SAN ANTONIO, TX – After three years of growth that has seen biodiesel demand triple annually, the industry continues to gain ground in the challenge of enforcing fuel quality standards, according to the Web site During the recent National Biodiesel Conference & Expo in San Antonio, the National Biodiesel Accreditation Commission announced that six more companies achieved BQ-9000 accredited status. BQ-9000 is a voluntary quality control program.

There are currently six BQ-9000 certified biodiesel marketers and 17 accredited biodiesel producers, which account for 40 percent of the biodiesel production capacity in the U.S. The new accreditations go to Seattle Biodiesel, Western Iowa Energy of Wall Lake, Iowa, and Stepan Company of Northfield, Illi. Newly certified marketers include Denver-based TransMontaigne, Western States Petroleum of Phoenix, Ariz., and FUMPA Biofuels of Redwood Falls, Minn.

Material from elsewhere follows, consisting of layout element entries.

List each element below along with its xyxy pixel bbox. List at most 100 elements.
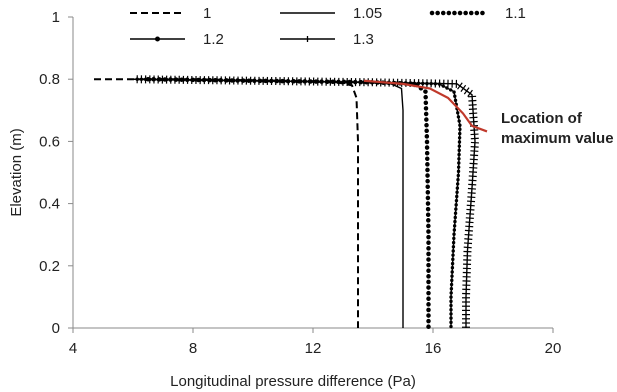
y-tick-label: 1 [52, 9, 60, 26]
series-marker [468, 104, 477, 106]
series-marker [457, 82, 463, 90]
series-marker [449, 308, 453, 312]
series-marker [470, 141, 479, 144]
series-marker [469, 171, 478, 173]
series-marker [457, 152, 461, 157]
series-marker [457, 144, 462, 148]
series-marker [454, 203, 458, 207]
series-marker [452, 90, 456, 94]
series-marker [449, 312, 453, 316]
series-marker [466, 204, 475, 207]
series-marker [470, 129, 479, 131]
series-marker [457, 148, 461, 153]
series-marker [464, 229, 473, 232]
series-marker [451, 257, 455, 262]
series-marker [453, 211, 458, 215]
legend-marker [155, 36, 160, 42]
series-marker [468, 183, 477, 186]
x-tick-label: 16 [425, 340, 442, 357]
series-marker [463, 242, 473, 245]
series-marker [458, 127, 462, 132]
series-marker [468, 95, 477, 98]
series-marker [458, 131, 462, 136]
series-marker [467, 89, 473, 97]
series-marker [449, 291, 453, 295]
series-marker [468, 99, 477, 102]
series-marker [449, 282, 454, 287]
x-tick-label: 8 [189, 340, 197, 357]
series-marker [456, 165, 461, 169]
series-marker [453, 219, 457, 224]
series-marker [449, 295, 453, 299]
series-marker [453, 98, 458, 103]
series-marker [465, 225, 474, 228]
x-tick-label: 4 [69, 340, 77, 357]
series-marker [449, 303, 453, 308]
series-marker [450, 274, 454, 278]
series-line-1-1 [145, 76, 431, 331]
series-marker [451, 240, 456, 245]
x-tick-label: 20 [545, 340, 562, 357]
series-marker [469, 158, 478, 161]
series-marker [467, 196, 476, 199]
series-marker [451, 253, 455, 257]
series-line-1-3 [132, 78, 476, 328]
legend-label: 1 [203, 5, 211, 22]
annotation-text: maximum value [501, 130, 614, 147]
series-line-1-2 [132, 78, 461, 328]
series-marker [455, 186, 460, 190]
series-marker [467, 200, 476, 203]
series-marker [469, 120, 478, 123]
series-marker [467, 187, 476, 190]
series-marker [450, 270, 454, 274]
series-marker [464, 233, 473, 236]
series-marker [449, 320, 453, 325]
series-marker [452, 236, 456, 241]
series-marker [456, 169, 461, 174]
series-marker [469, 116, 478, 119]
series-marker [449, 299, 453, 304]
series-marker [449, 316, 453, 320]
series-marker [452, 224, 457, 228]
series-marker [456, 178, 460, 182]
annotation-text: Location of [501, 110, 583, 127]
series-marker [449, 324, 453, 329]
series-marker [450, 278, 454, 283]
series-line-1 [94, 78, 359, 328]
series-marker [466, 208, 475, 211]
legend-label: 1.1 [505, 5, 526, 22]
series-marker [469, 162, 478, 165]
series-marker [455, 190, 459, 195]
series-marker [458, 123, 462, 127]
series-marker [456, 111, 460, 115]
series-line-1-05 [132, 78, 404, 328]
series-marker [469, 166, 478, 169]
series-marker [470, 146, 479, 148]
y-tick-label: 0.8 [39, 71, 60, 88]
series-marker [470, 133, 479, 136]
series-marker [451, 249, 455, 253]
series-marker [453, 215, 457, 220]
series-marker [457, 157, 461, 161]
series-marker [451, 245, 456, 249]
series-marker [469, 112, 478, 115]
y-tick-label: 0 [52, 320, 60, 337]
series-marker [454, 198, 459, 203]
series-marker [457, 140, 462, 144]
series-marker [448, 88, 453, 92]
series-marker [450, 261, 455, 266]
series-marker [457, 136, 462, 140]
series-marker [465, 217, 474, 219]
series-marker [467, 192, 476, 194]
legend-label: 1.05 [353, 5, 382, 22]
y-tick-label: 0.4 [39, 196, 60, 213]
series-marker [468, 108, 477, 111]
series-marker [456, 115, 461, 119]
x-axis-title: Longitudinal pressure difference (Pa) [170, 373, 416, 390]
y-tick-label: 0.6 [39, 133, 60, 150]
annotation-curve [363, 79, 488, 133]
series-marker [450, 266, 455, 270]
series-marker [470, 150, 479, 152]
series-marker [453, 94, 457, 98]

BQ-9000 helps companies improve their fuel-testing procedures and reduces the chances of producing or distributing out-of-spec fuel. The program helps companies adhere to the ASTM standard for biodiesel, ASTM D-6751, through quality control systems that include storage, sampling, testing, blending, shipping, distribution, and fuel management practices. Companies must develop a quality control manual and pass a rigorous review of their quality control processes by an independent auditor.

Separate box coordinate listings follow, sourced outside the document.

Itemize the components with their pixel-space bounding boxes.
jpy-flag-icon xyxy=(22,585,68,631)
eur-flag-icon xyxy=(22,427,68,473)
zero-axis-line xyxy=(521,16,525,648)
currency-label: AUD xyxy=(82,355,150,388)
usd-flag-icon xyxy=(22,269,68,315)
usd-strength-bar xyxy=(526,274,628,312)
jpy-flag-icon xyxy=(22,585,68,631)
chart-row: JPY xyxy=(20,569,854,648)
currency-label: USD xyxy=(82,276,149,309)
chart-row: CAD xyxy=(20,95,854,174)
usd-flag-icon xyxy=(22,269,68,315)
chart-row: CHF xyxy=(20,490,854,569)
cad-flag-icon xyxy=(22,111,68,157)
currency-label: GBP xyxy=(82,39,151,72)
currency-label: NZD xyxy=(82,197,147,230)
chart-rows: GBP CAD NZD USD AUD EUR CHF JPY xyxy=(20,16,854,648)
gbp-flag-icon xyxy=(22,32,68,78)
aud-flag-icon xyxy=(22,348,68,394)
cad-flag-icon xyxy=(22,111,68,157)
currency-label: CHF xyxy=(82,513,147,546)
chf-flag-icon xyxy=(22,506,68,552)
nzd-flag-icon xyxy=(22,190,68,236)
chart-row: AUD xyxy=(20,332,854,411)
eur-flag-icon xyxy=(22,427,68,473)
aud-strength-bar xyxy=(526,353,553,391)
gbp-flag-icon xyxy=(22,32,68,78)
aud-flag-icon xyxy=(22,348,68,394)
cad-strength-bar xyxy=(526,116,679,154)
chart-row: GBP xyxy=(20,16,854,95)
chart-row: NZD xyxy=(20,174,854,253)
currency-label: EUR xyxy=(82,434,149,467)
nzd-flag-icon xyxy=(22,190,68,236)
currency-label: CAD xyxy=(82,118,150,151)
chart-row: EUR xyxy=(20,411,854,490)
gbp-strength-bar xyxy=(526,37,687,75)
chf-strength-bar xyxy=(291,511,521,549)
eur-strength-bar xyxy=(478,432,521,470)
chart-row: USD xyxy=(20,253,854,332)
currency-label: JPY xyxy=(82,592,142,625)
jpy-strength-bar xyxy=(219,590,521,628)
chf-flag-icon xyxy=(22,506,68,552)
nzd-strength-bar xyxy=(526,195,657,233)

State and federal fuel quality outreach programs are also part of the industry’s efforts to enhance biodiesel fuel quality. The NBB has asked government agencies to adopt fuel quality standards for biodiesel and enforce them. This summer, NBB board members approved a comprehensive fuel quality policy that directs the NBB to work diligently with all state and federal agencies with authority to regulate and enforce fuel quality.

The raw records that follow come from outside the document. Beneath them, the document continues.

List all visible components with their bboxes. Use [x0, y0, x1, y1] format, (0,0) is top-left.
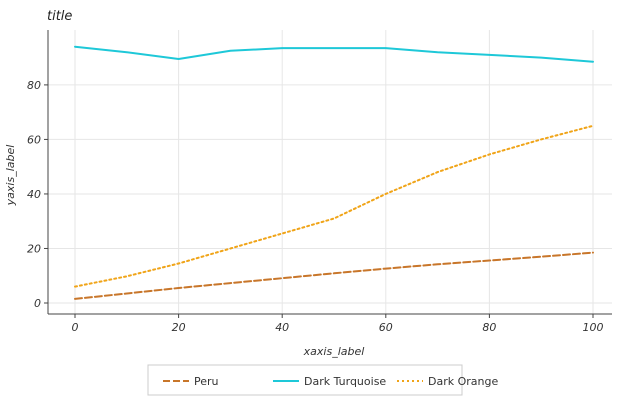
chart-title: title: [47, 9, 72, 24]
legend-box: [147, 364, 463, 396]
x-tick-label: 60: [379, 321, 393, 334]
series-line-dark-turquoise: [74, 45, 594, 63]
series-line-peru: [74, 251, 594, 300]
x-tick-label: 20: [172, 321, 186, 334]
y-axis-ticks: 0 20 40 60 80: [27, 79, 48, 310]
legend-label-dark-turquoise: Dark Turquoise: [304, 375, 386, 388]
x-axis-ticks: 0 20 40 60 80 100: [72, 314, 604, 334]
y-tick-label: 40: [27, 188, 41, 201]
y-tick-label: 0: [34, 297, 41, 310]
series-layer: [74, 45, 594, 300]
axes: [47, 30, 612, 315]
x-tick-label: 100: [583, 321, 604, 334]
x-tick-label: 80: [482, 321, 496, 334]
x-tick-label: 40: [275, 321, 289, 334]
grid: [48, 30, 612, 314]
y-tick-label: 80: [27, 79, 41, 92]
legend-label-dark-orange: Dark Orange: [428, 375, 498, 388]
legend-label-peru: Peru: [194, 375, 219, 388]
series-line-dark-orange: [74, 124, 594, 288]
x-axis-label: xaxis_label: [303, 345, 365, 358]
legend: Peru Dark Turquoise Dark Orange: [147, 364, 498, 396]
y-tick-label: 60: [27, 133, 41, 146]
y-axis-label: yaxis_label: [4, 145, 17, 207]
x-tick-label: 0: [72, 321, 79, 334]
y-tick-label: 20: [27, 242, 41, 255]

NBB’s Fuel Quality Outreach Program has made contact with all state Divisions of Weights and Measures and encouraged them to adopt ASTM D-6751. At the January National Conference of Weights and Measures meeting in Jacksonville, Fla., NBB recommended states aggressively enforce ASTM D-6751 by taking samples of B100 (pure biodiesel) at biodiesel plants, pipeline terminals and bulk distributors, and taking appropriate legal action if they find out-of-spec fuel.

NBB has developed an online Fuel Quality Enforcement Guide ( that provides guidance on actions for anyone who has concerns about the quality of their biodiesel fuel. The organization also hosts webinar training on fuel quality.

Also at the conference, the National Biodiesel Foundation announced that it will offer nine $10,000 grants to Clean Cities coalitions for the development of educational workshops or industry stakeholder meetings on biodiesel quality. The purpose of the workshops will be to educate petroleum marketers, fleet managers, and other officials about biodiesel fuel quality and management practices. Clean Cities, a U.S. Department of Energy program, advances the economic, environmental, and energy security of the United States by supporting local decisions to reduce petroleum consumption in the transportation sector.